Instead, I focus on the choices. Weight loss is all about choices. Most of us hop on the scale to see if we've succeeded for the week. If it went down, success! If it stayed the same, darn. If it went up, fail. Yet we all know that the scale is a fickle creature during the process of weight loss. So why do we do this to ourselves? What if instead of looking to the scale for that feedback, you looked back at your day and your week and at your choices?
- I worked out, success.
- My calories were 1306, success (there can even be numbers involved if that's what we need, lol)!
- I chose apples for snacks, success!
- Got some sunshine and exercise playing outside with my boys, success!
I remember a time that I had been obsessing so badly over the scale that I had my husband hide it. I was literally stepping on that crazy contraption multiple times a day. It was affecting my attitude, my outlook, and how my day went. If I got on it and it said 'good' things my attitude was good, my outlook was positive, my day went great. However, if I got on it and it told me 'bad' things my attitude was rotten, my outlook was negative, and my day went rotten. Finally, I realized this couldn't be allowed to continue and asked my hubby to hide the scale from me for a month.

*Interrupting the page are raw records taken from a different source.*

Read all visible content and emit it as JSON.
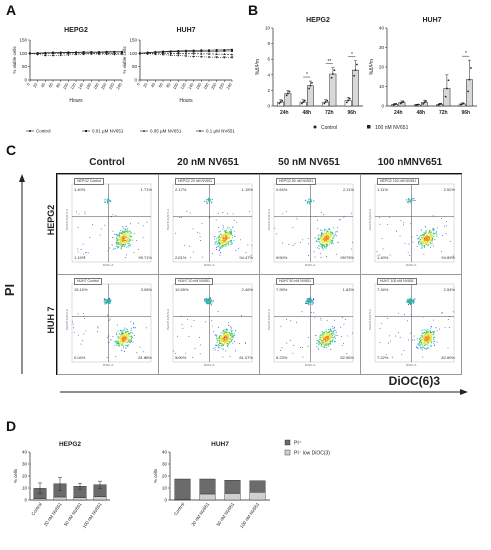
{
  "panels": {
    "A": {
      "letter": "A"
    },
    "B": {
      "letter": "B"
    },
    "C": {
      "letter": "C"
    },
    "D": {
      "letter": "D"
    }
  },
  "chart_data": [
    {
      "panel": "A",
      "type": "line",
      "title": "HEPG2",
      "xlabel": "Hours",
      "ylabel": "% viable cells",
      "x": [
        0,
        20,
        40,
        60,
        80,
        100,
        120,
        140,
        160,
        180,
        200,
        220,
        240
      ],
      "ylim": [
        0,
        150
      ],
      "yticks": [
        0,
        50,
        100,
        150
      ],
      "series": [
        {
          "name": "Control",
          "values": [
            100,
            101,
            102,
            103,
            103,
            104,
            104,
            105,
            105,
            105,
            106,
            106,
            106
          ]
        },
        {
          "name": "0.01 µM NV651",
          "values": [
            100,
            100,
            101,
            102,
            102,
            103,
            103,
            104,
            104,
            104,
            104,
            105,
            105
          ]
        },
        {
          "name": "0.05 µM NV651",
          "values": [
            100,
            99,
            99,
            100,
            100,
            101,
            101,
            100,
            100,
            101,
            100,
            100,
            101
          ]
        },
        {
          "name": "0.1 µM NV651",
          "values": [
            100,
            96,
            92,
            92,
            93,
            94,
            96,
            97,
            98,
            97,
            97,
            96,
            97
          ]
        }
      ]
    },
    {
      "panel": "A",
      "type": "line",
      "title": "HUH7",
      "xlabel": "Hours",
      "ylabel": "% viable cells",
      "x": [
        0,
        20,
        40,
        60,
        80,
        100,
        120,
        140,
        160,
        180,
        200,
        220,
        240
      ],
      "ylim": [
        0,
        150
      ],
      "yticks": [
        0,
        50,
        100,
        150
      ],
      "stars": [
        "*",
        "**",
        "**",
        "**"
      ],
      "series": [
        {
          "name": "Control",
          "values": [
            100,
            103,
            105,
            107,
            108,
            109,
            110,
            111,
            112,
            112,
            113,
            113,
            114
          ]
        },
        {
          "name": "0.01 µM NV651",
          "values": [
            100,
            102,
            104,
            105,
            106,
            106,
            107,
            107,
            108,
            108,
            108,
            109,
            109
          ]
        },
        {
          "name": "0.05 µM NV651",
          "values": [
            100,
            100,
            101,
            101,
            100,
            100,
            99,
            99,
            98,
            98,
            97,
            97,
            96
          ]
        },
        {
          "name": "0.1 µM NV651",
          "values": [
            100,
            98,
            97,
            95,
            93,
            92,
            90,
            88,
            87,
            86,
            85,
            84,
            84
          ]
        }
      ]
    },
    {
      "panel": "B",
      "type": "bar",
      "title": "HEPG2",
      "ylabel": "%ΔΨm",
      "categories": [
        "24h",
        "48h",
        "72h",
        "96h"
      ],
      "ylim": [
        0,
        10
      ],
      "yticks": [
        0,
        2,
        4,
        6,
        8,
        10
      ],
      "series": [
        {
          "name": "Control",
          "values": [
            0.5,
            0.5,
            0.5,
            0.7
          ]
        },
        {
          "name": "100 nM NV651",
          "values": [
            1.6,
            2.6,
            4.1,
            4.6
          ]
        }
      ],
      "errors": [
        [
          0.3,
          0.4
        ],
        [
          0.3,
          0.6
        ],
        [
          0.3,
          0.8
        ],
        [
          0.4,
          1.2
        ]
      ],
      "significance": [
        "",
        "*",
        "**",
        "*"
      ]
    },
    {
      "panel": "B",
      "type": "bar",
      "title": "HUH7",
      "ylabel": "%ΔΨm",
      "categories": [
        "24h",
        "48h",
        "72h",
        "96h"
      ],
      "ylim": [
        0,
        40
      ],
      "yticks": [
        0,
        10,
        20,
        30,
        40
      ],
      "series": [
        {
          "name": "Control",
          "values": [
            0.8,
            0.6,
            0.8,
            1.0
          ]
        },
        {
          "name": "100 nM NV651",
          "values": [
            1.8,
            1.8,
            9.0,
            13.5
          ]
        }
      ],
      "errors": [
        [
          0.5,
          0.8
        ],
        [
          0.3,
          1.2
        ],
        [
          0.6,
          7.0
        ],
        [
          0.6,
          10.0
        ]
      ],
      "significance": [
        "",
        "",
        "",
        "*"
      ]
    },
    {
      "panel": "D",
      "type": "bar",
      "title": "HEPG2",
      "ylabel": "% cells",
      "stacked": true,
      "categories": [
        "Control",
        "20 nM NV651",
        "50 nM NV651",
        "100 nM NV651"
      ],
      "ylim": [
        0,
        40
      ],
      "yticks": [
        0,
        10,
        20,
        30,
        40
      ],
      "series": [
        {
          "name": "PI⁺",
          "values": [
            8.5,
            11.0,
            9.5,
            10.0
          ]
        },
        {
          "name": "PI⁻ low DiOC(3)",
          "values": [
            1.2,
            2.5,
            2.0,
            2.7
          ]
        }
      ],
      "errors": [
        4.5,
        5.5,
        2.5,
        3.0
      ]
    },
    {
      "panel": "D",
      "type": "bar",
      "title": "HUH7",
      "ylabel": "% cells",
      "stacked": true,
      "categories": [
        "Control",
        "20 nM NV651",
        "50 nM NV651",
        "100 nM NV651"
      ],
      "ylim": [
        0,
        40
      ],
      "yticks": [
        0,
        10,
        20,
        30,
        40
      ],
      "series": [
        {
          "name": "PI⁺",
          "values": [
            17.0,
            12.5,
            11.0,
            9.5
          ]
        },
        {
          "name": "PI⁻ low DiOC(3)",
          "values": [
            0.5,
            5.0,
            5.5,
            6.5
          ]
        }
      ]
    }
  ],
  "panelC": {
    "col_headers": [
      "Control",
      "20 nM NV651",
      "50 nM NV651",
      "100 nMNV651"
    ],
    "row_headers": [
      "HEPG2",
      "HUH 7"
    ],
    "y_axis": "PI",
    "x_axis": "DiOC(6)3",
    "cells": [
      {
        "tag": "HEPG2 Control",
        "ul": "1.40%",
        "ur": "1.71%",
        "ll": "1.19%",
        "lr": "95.71%"
      },
      {
        "tag": "HEPG2 20 nM NV651",
        "ul": "2.17%",
        "ur": "1.15%",
        "ll": "2.21%",
        "lr": "94.47%"
      },
      {
        "tag": "HEPG2 50 nM NV651",
        "ul": "0.64%",
        "ur": "2.11%",
        "ll": "0.50%",
        "lr": "95.75%"
      },
      {
        "tag": "HEPG2 100 nM NV651",
        "ul": "1.11%",
        "ur": "2.52%",
        "ll": "1.49%",
        "lr": "94.89%"
      },
      {
        "tag": "HUH7 Control",
        "ul": "15.10%",
        "ur": "3.08%",
        "ll": "0.04%",
        "lr": "81.88%"
      },
      {
        "tag": "HUH7 20 nM NV651",
        "ul": "10.55%",
        "ur": "2.46%",
        "ll": "5.90%",
        "lr": "81.07%"
      },
      {
        "tag": "HUH7 50 nM NV651",
        "ul": "7.99%",
        "ur": "1.83%",
        "ll": "6.23%",
        "lr": "82.96%"
      },
      {
        "tag": "HUH7 100 nM NV651",
        "ul": "7.34%",
        "ur": "2.54%",
        "ll": "7.22%",
        "lr": "82.89%"
      }
    ],
    "cell_xlabel": "DiOC-A",
    "cell_ylabel": "PerCP-Cy5-5-A"
  },
  "legends": {
    "A": [
      "Control",
      "0.01 µM NV651",
      "0.05 µM NV651",
      "0.1 µM NV651"
    ],
    "B": [
      "Control",
      "100 nM NV651"
    ],
    "D": [
      "PI⁺",
      "PI⁻ low DiOC(3)"
    ]
  },
  "colors": {
    "ink": "#222222",
    "bar_dark": "#6b6b6b",
    "bar_light": "#d0d0d0",
    "flow_blue": "#1f3fbf"
  }
}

It was a very tough month. Sad to say, I even looked for the stupid thing when he wasn't home! It was like I needed validation from that silly metal square. As if all my efforts meant nothing if it wouldn't tell me they meant something. Nuts. Whenever we went to someone's house I was so tempted to hop on their scale!
Towards the end of the month things got better. I talked myself through all the scale craziness and began to notice my body for the first time ever. It seemed to me that I had obsessed about my body my whole life, how could I be noticing it? But I never really seemed to see it. I didn't really see it as it change. I'd gain weight and not really notice until I was large. I'd lose weight and not really notice until I was in my skinny jeans. But that nutso month I got something back: I saw myself, I noticed. I felt when I gained or lost weight.
This may sound crazy to some, but it was huge for me. It was a victory. Easter came, I indulged a little, and I could feel that I'd gained a little. Went back on plan, and I could feel when I lost it. This was life changing for me!
Since that month I've been able to have a more balanced approach to the scale. I weigh once a week, on Sunday (helps keep me on track through the weekend, wink). Most of my focus goes to my choices all week up to that weigh in. I also focus on how my clothes feel, but mostly I celebrate the good choices as success. When I don't make good choices I forgive myself for the bad choices, while at the same time trying to look at why I made them to avoid that in the future.
The choices will bring me true success, not the scale, it's a rather dumb inanimate object. OK, inanimate objects can't be dumb, lol, must not be totally over my scale issues. But you get my point. Whenever I feel myself slipping and caring too much about getting on the scale I think about all I gained that month with NO scale. That scale-less month I lost 10 lbs. The choices I made did that. Success is in the choices.
If we focus on the process, on the choices, rather than obsessing over the scale, we will get to the same place. Or maybe even a better one! But we will also have more fun on the way.
What choice have you made lately that was success??